Judas may very well have begun to weigh the honour of being in Jesus’ inner circle against what he saw a growing danger not only to his life, but to the future of Israel. His doubts led him to question Jesus (John 12:5). His questioning began to chip away at his resolve to follow Jesus, leading to his eventual betrayal. I’d be willing to bet that, however it is that he got there, Judas felt absolutely justified in turning Jesus in.
People often contrast Judas and Peter since in their own way, both turn on Jesus. While there’s a good argument to be made for this, what Peter did following his betrayal stands in stark contrast to Judas’ final actions. After the rooster famously crowed, we read that St. Peter went and wept bitterly (Luke 22:62).
Eventually, he made his way back to the apostles, likely a broken man. His threefold declaration of his love for Jesus (John 21:15-19) that allows the Lord the room to build Peter back up again into the Apostle Jesus had always known Peter could be. This was only possible because Peter came back.
Judas never did.

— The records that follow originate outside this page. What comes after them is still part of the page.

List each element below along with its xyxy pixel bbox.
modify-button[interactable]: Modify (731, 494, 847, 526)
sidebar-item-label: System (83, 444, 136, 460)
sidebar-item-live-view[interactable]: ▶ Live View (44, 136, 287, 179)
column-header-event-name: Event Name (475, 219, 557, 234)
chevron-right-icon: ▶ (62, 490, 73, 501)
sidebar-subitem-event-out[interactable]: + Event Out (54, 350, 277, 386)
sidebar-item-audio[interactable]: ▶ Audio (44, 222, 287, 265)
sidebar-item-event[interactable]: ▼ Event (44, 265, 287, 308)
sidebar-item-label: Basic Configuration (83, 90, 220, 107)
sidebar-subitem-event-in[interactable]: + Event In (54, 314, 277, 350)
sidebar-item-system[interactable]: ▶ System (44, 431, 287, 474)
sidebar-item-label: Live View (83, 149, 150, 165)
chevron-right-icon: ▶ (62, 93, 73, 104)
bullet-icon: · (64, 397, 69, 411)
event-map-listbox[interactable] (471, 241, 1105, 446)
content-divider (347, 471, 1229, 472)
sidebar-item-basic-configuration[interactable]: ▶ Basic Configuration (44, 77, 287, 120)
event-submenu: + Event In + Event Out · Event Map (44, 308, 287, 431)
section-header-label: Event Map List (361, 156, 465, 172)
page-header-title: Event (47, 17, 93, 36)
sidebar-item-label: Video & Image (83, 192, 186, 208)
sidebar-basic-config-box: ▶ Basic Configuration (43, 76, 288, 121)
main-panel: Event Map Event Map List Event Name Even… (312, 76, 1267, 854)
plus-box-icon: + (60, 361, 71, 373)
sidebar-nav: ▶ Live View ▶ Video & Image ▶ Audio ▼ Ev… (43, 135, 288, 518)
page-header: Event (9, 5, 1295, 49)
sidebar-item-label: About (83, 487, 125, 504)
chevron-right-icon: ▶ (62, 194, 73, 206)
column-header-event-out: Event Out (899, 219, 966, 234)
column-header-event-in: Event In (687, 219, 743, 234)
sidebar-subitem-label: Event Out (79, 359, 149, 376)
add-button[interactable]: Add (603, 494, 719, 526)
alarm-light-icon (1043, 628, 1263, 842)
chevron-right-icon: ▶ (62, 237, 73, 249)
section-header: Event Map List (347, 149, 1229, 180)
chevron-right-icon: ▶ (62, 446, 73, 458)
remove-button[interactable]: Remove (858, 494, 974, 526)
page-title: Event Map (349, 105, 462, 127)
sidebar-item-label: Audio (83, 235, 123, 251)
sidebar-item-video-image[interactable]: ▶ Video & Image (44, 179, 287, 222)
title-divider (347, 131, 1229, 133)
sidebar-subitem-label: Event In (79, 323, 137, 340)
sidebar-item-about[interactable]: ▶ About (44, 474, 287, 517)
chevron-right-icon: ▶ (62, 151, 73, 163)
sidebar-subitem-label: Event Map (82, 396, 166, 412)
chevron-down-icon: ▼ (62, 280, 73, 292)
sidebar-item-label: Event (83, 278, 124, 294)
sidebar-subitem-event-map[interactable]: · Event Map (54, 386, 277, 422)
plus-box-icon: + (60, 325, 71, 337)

Somewhere in the hours following his betrayal, Judas decided that his sin was beyond the power of God to forgive and wound up taking his own life in what must have been a moment of utter despair.
Each year, as I pray and celebrate our way through the momentous events of Holy Week, I spend some time putting myself into Judas’ shoes, and I find it’s not that much of a stretch. It would seem that there is a little bit of Judas in all of us.
Any one of us can be guilty of imposing on Jesus our own expectations of what we think he should be. There are moments in which we might find ourselves challenged by His teachings (or those of His Church), and we’re tempted to reject Christ in some way as a result. And much like the Jerusalem crowd, we find ourselves singing “Hosanna” while at Mass on Sunday, but in many other moments turning our hearts away from him.
As we approach the great Easter Triduum this weekend, may we come to see it and find not only a little bit of Judas in us, but a much bigger bit of Peter. May we be willing to recognize our betrayals and denials, to go back, and to give our own declaration of love for Jesus… allowing us to continue to become the disciples Jesus has always known we could be.
– Mike Landry is the chaplain for Evergreen Catholic Schools. He is based in Spruce Grove, Alberta.